For release: December 5, 2017
Contact: Mary Connor, 651-757-2629
Nine smart salting tips that protect Minnesota waters
As the first major snow of the season arrives, Minnesotans are thinking about clearing snow and ice from pavement — sometimes with salt. We scatter an estimated 365,000 tons of salt in the metro area each year. But it only takes a teaspoon of salt to permanently pollute five gallons of water.
The Minnesota Pollution Control Agency (MPCA) recommends a low-salt diet for our lakes, streams, and rivers. Much like table salt, rock salt’s benefits are peppered with danger. Salt helps melt ice on roads and sidewalks and protects drivers and pedestrians. But when the snow melts, de-icing salt, which contains chloride, runs into nearby bodies of water and harms aquatic wildlife. Chloride accumulates in the water over time, and there’s no feasible way to treat or remove it.
A University of Minnesota study found that about 78% of salt applied in the Twin Cities for winter maintenance ends up either in groundwater or local lakes and wetlands. The MPCA has found that groundwater in the state’s urban areas often exceeds the state standards for chloride contamination. Forty-seven bodies of water in Minnesota have tested above the standard for chloride, 39 of which are in the Twin Cities metro area.
Though no environmentally safe, effective, and inexpensive alternatives to salt are yet available, smart salting strategies can help reduce chloride pollution in state waters, while saving money and limiting salt damage to infrastructure, vehicles, and plants.
Do your part by following these simple tips:
- Shovel. The more snow and ice you remove manually, the less salt you will have to use and the more effective it can be.
- 15 degrees (F) is too cold for salt. Most salts stop working at this temperature. Use sand instead for traction, but remember that sand does not melt ice.
- Slow down. Drive for the conditions and make sure to give plow drivers plenty of space to do their work. Consider purchasing winter (snow) tires.
- Apply less. More salt does not mean more melting. Use less than four pounds of salt per 1,000 square feet. One pound of salt is approximately a heaping 12-ounce coffee mug. Leave about a three-inch space between granules. Consider purchasing a hand-held spreader to help you apply a consistent amount.
- Sweep up extra. If salt or sand is visible on dry pavement it is no longer doing any work and will be washed away. Use this salt or sand somewhere else or throw it away.

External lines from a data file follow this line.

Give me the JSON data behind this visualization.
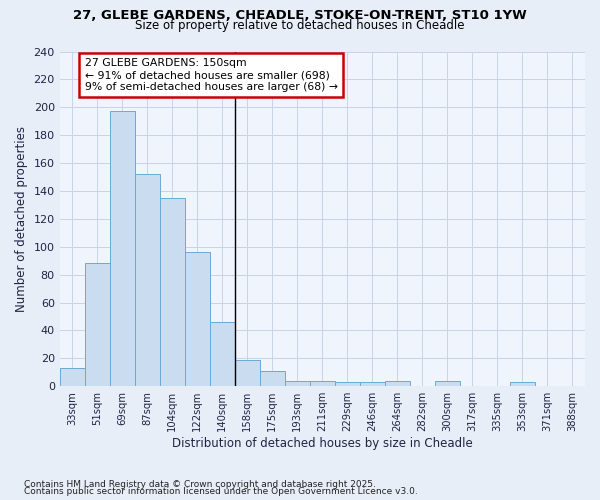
{
  "title1": "27, GLEBE GARDENS, CHEADLE, STOKE-ON-TRENT, ST10 1YW",
  "title2": "Size of property relative to detached houses in Cheadle",
  "xlabel": "Distribution of detached houses by size in Cheadle",
  "ylabel": "Number of detached properties",
  "categories": [
    "33sqm",
    "51sqm",
    "69sqm",
    "87sqm",
    "104sqm",
    "122sqm",
    "140sqm",
    "158sqm",
    "175sqm",
    "193sqm",
    "211sqm",
    "229sqm",
    "246sqm",
    "264sqm",
    "282sqm",
    "300sqm",
    "317sqm",
    "335sqm",
    "353sqm",
    "371sqm",
    "388sqm"
  ],
  "values": [
    13,
    88,
    197,
    152,
    135,
    96,
    46,
    19,
    11,
    4,
    4,
    3,
    3,
    4,
    0,
    4,
    0,
    0,
    3,
    0,
    0
  ],
  "bar_color": "#c9dcf0",
  "bar_edge_color": "#6aaad4",
  "annotation_label": "27 GLEBE GARDENS: 150sqm",
  "annotation_line1": "← 91% of detached houses are smaller (698)",
  "annotation_line2": "9% of semi-detached houses are larger (68) →",
  "annotation_box_color": "#ffffff",
  "annotation_box_edge": "#cc0000",
  "ylim": [
    0,
    240
  ],
  "yticks": [
    0,
    20,
    40,
    60,
    80,
    100,
    120,
    140,
    160,
    180,
    200,
    220,
    240
  ],
  "footnote1": "Contains HM Land Registry data © Crown copyright and database right 2025.",
  "footnote2": "Contains public sector information licensed under the Open Government Licence v3.0.",
  "bg_color": "#e8eef8",
  "plot_bg_color": "#f0f4fc",
  "grid_color": "#c8d4e8"
}
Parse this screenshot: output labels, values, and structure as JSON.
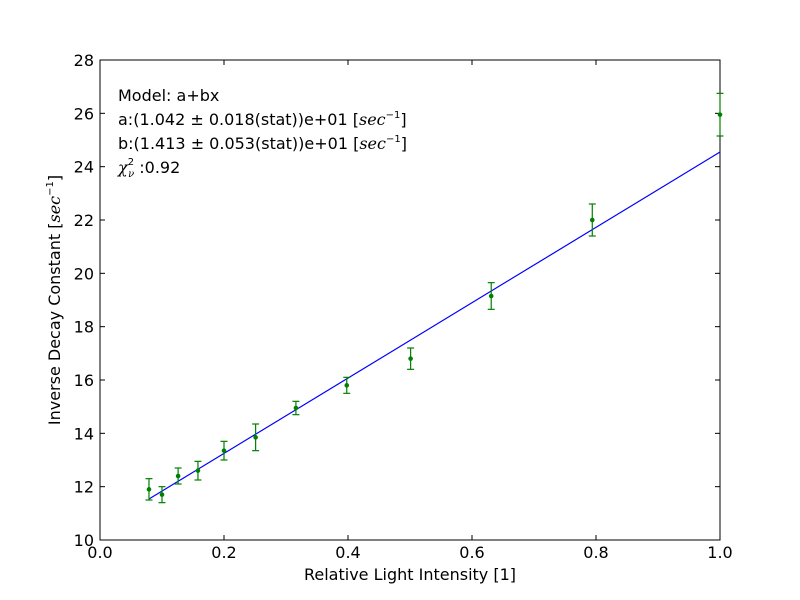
{
  "chart_data": {
    "type": "scatter",
    "xlabel": "Relative Light Intensity [1]",
    "ylabel_text": "Inverse Decay Constant",
    "ylabel_unit_base": "sec",
    "ylabel_unit_exp": "−1",
    "xlim": [
      0.0,
      1.0
    ],
    "ylim": [
      10,
      28
    ],
    "x_ticks": [
      "0.0",
      "0.2",
      "0.4",
      "0.6",
      "0.8",
      "1.0"
    ],
    "y_ticks": [
      "10",
      "12",
      "14",
      "16",
      "18",
      "20",
      "22",
      "24",
      "26",
      "28"
    ],
    "grid": false,
    "series": [
      {
        "kind": "errorbar",
        "color": "#008000",
        "points": [
          {
            "x": 0.079,
            "y": 11.9,
            "err": 0.4
          },
          {
            "x": 0.1,
            "y": 11.7,
            "err": 0.3
          },
          {
            "x": 0.126,
            "y": 12.4,
            "err": 0.3
          },
          {
            "x": 0.158,
            "y": 12.6,
            "err": 0.35
          },
          {
            "x": 0.2,
            "y": 13.35,
            "err": 0.35
          },
          {
            "x": 0.251,
            "y": 13.85,
            "err": 0.5
          },
          {
            "x": 0.316,
            "y": 14.95,
            "err": 0.25
          },
          {
            "x": 0.398,
            "y": 15.8,
            "err": 0.3
          },
          {
            "x": 0.501,
            "y": 16.8,
            "err": 0.4
          },
          {
            "x": 0.631,
            "y": 19.15,
            "err": 0.5
          },
          {
            "x": 0.794,
            "y": 22.0,
            "err": 0.6
          },
          {
            "x": 1.0,
            "y": 25.95,
            "err": 0.8
          }
        ]
      },
      {
        "kind": "fit-line",
        "color": "#0000ff",
        "a": 10.42,
        "b": 14.13,
        "x_range": [
          0.079,
          1.0
        ]
      }
    ],
    "annotation": {
      "model": "Model: a+bx",
      "a_prefix": "a:(1.042 ",
      "a_pm": "±",
      "a_value": " 0.018(stat))e+01 ",
      "b_prefix": "b:(1.413 ",
      "b_pm": "±",
      "b_value": " 0.053(stat))e+01 ",
      "unit_base": "sec",
      "unit_exp": "−1",
      "chi_symbol": "χ",
      "chi_sup": "2",
      "chi_sub": "ν",
      "chi_value": " :0.92"
    }
  }
}
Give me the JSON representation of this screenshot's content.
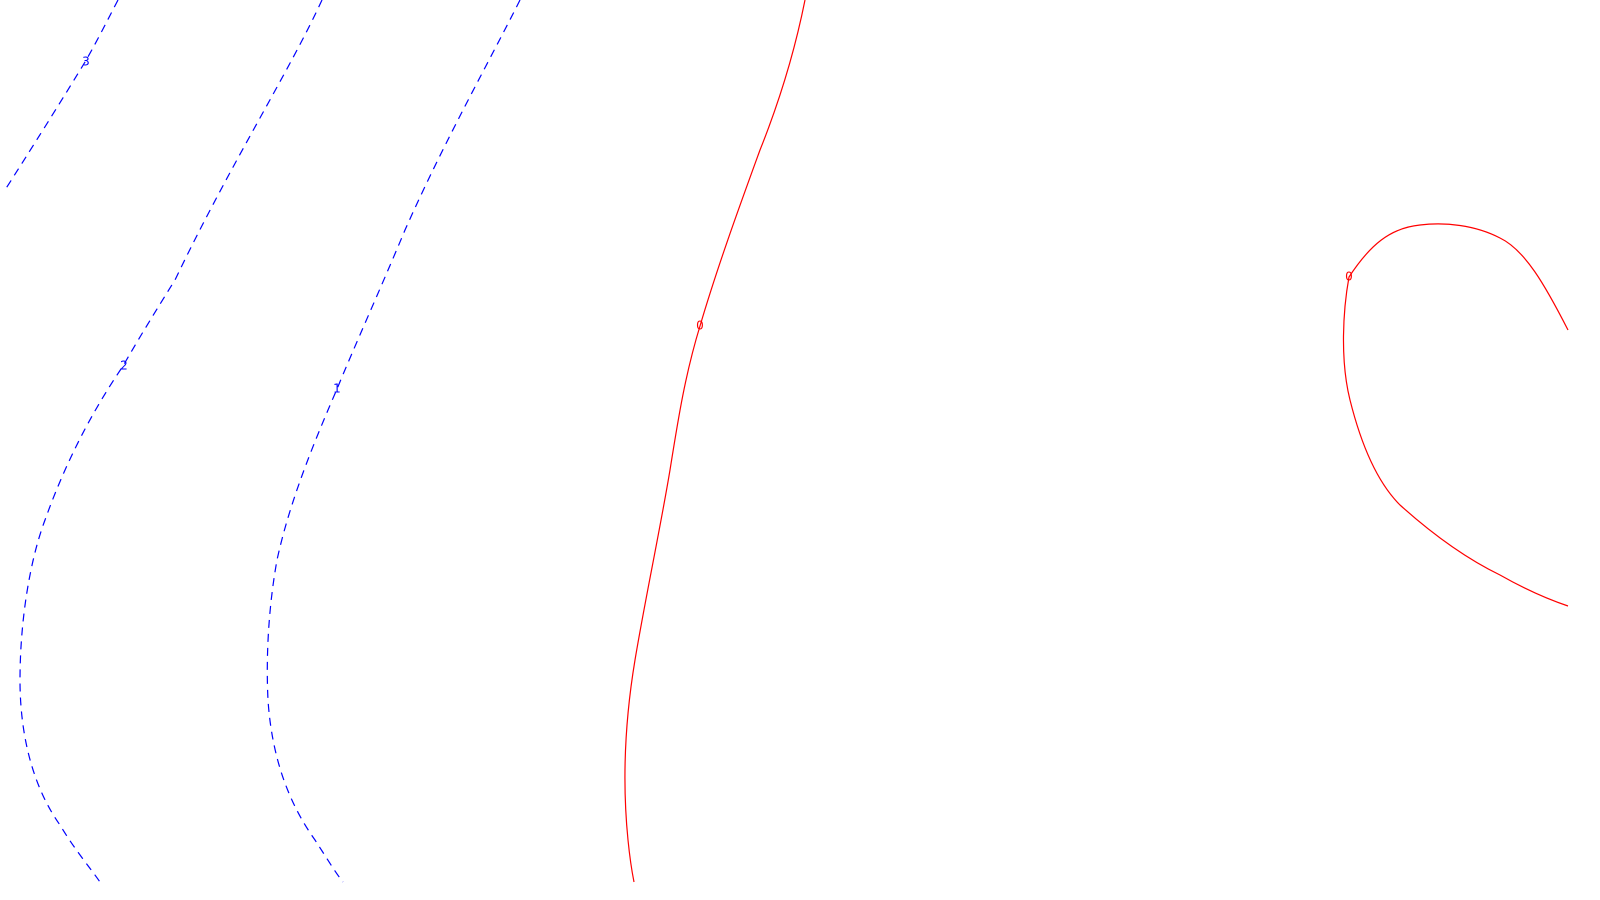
{
  "contours": {
    "negative_color": "#0000ff",
    "zero_color": "#ff0000",
    "lines": [
      {
        "id": "contour-3",
        "level": "3",
        "style": "dashed",
        "color": "#0000ff"
      },
      {
        "id": "contour-2",
        "level": "2",
        "style": "dashed",
        "color": "#0000ff"
      },
      {
        "id": "contour-1",
        "level": "1",
        "style": "dashed",
        "color": "#0000ff"
      },
      {
        "id": "contour-0-main",
        "level": "0",
        "style": "solid",
        "color": "#ff0000"
      },
      {
        "id": "contour-0-loop",
        "level": "0",
        "style": "solid",
        "color": "#ff0000"
      }
    ]
  }
}
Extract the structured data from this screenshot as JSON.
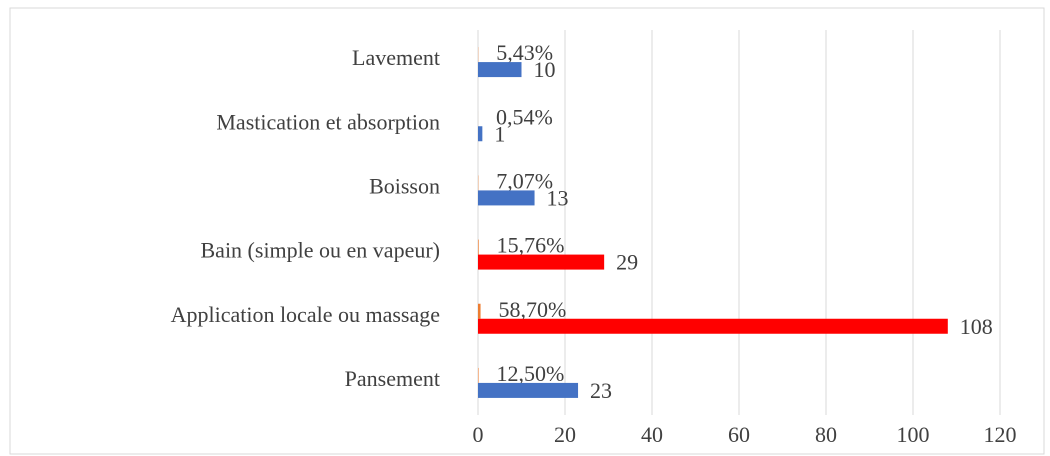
{
  "chart_data": {
    "type": "bar",
    "orientation": "horizontal",
    "categories": [
      "Lavement",
      "Mastication et absorption",
      "Boisson",
      "Bain (simple ou en vapeur)",
      "Application locale ou massage",
      "Pansement"
    ],
    "series": [
      {
        "color": "#ed7d31",
        "values": [
          0.0543,
          0.0054,
          0.0707,
          0.1576,
          0.587,
          0.125
        ],
        "value_labels": [
          "5,43%",
          "0,54%",
          "7,07%",
          "15,76%",
          "58,70%",
          "12,50%"
        ]
      },
      {
        "color": "#4472c4",
        "colors": [
          "#4472c4",
          "#4472c4",
          "#4472c4",
          "#ff0000",
          "#ff0000",
          "#4472c4"
        ],
        "values": [
          10,
          1,
          13,
          29,
          108,
          23
        ]
      }
    ],
    "xlim": [
      0,
      120
    ],
    "xticks": [
      0,
      20,
      40,
      60,
      80,
      100,
      120
    ],
    "grid": true
  }
}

- Hire a certified Smart Salting contractor. Visit the MPCA web site for a list of winter maintenance professionals specifically trained in limiting salt use.
- Watch a video. Produced by the Mississippi Watershed Management Organization, it offers tools for environmentally friendly snow and ice removal.
- Act locally. Support local and state winter maintenance crews in their efforts to reduce their salt use.
- Promote smart salting. Work together with local government, businesses, schools, churches, and nonprofits to find ways to reduce salt use in your community.